When semantic content is decoupled from reasoning tasks, LLM performance collapses even with correct rules in context. Models rely on parametric commonsense and token associations rather than formal logical manipulation, constraining reasoning to training distribution semantics.
LLMs show identical content-sensitivity patterns to humans on NLI, syllogisms, and Wason tasks, with belief-bias signatures matching human error rates item-by-item. This behavioral isomorphism across three independent tasks suggests content and logical form are inseparable in transformer reasoning architecturally.
Research demonstrates that LMs generate outputs inconsistent with their context because parametric knowledge from training dominates over in-context information. Textual prompting alone cannot override strong priors; causal intervention in representations is required.
A causal experiment using random-seed variation and cross-tuning showed that models sharing a pretrained backbone exhibit similar bias patterns regardless of finetuning data. Biases are planted during pretraining and merely swayed by instruction tuning.

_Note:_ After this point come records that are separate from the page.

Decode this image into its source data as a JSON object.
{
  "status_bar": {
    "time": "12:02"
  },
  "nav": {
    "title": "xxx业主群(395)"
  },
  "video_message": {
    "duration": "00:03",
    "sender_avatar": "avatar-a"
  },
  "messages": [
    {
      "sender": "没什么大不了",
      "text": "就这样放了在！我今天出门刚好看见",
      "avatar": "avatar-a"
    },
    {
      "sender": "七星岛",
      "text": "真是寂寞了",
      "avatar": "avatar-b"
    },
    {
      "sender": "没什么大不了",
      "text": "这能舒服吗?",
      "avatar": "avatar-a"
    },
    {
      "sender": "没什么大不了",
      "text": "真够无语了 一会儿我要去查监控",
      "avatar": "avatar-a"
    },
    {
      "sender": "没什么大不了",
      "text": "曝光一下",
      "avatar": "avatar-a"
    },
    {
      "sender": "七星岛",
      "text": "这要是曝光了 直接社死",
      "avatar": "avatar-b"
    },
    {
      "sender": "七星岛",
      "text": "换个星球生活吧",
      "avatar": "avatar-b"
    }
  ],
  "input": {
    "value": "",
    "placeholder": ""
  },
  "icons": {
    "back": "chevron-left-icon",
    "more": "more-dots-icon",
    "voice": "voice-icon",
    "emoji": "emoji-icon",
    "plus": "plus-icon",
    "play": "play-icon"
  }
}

Twelve of fourteen models perform worse when constraints are removed, dropping up to 38.5 percentage points. Models appear to reason correctly by defaulting to harder options, not by actually evaluating constraints.
The FLEX Benchmark shows that models reject false presuppositions at rates far below acceptable levels (GPT-4: 84%, Mistral: 2.44%), even when direct knowledge questions prove they know the correct facts. False presuppositions drive more accommodation than correct knowledge drives rejection.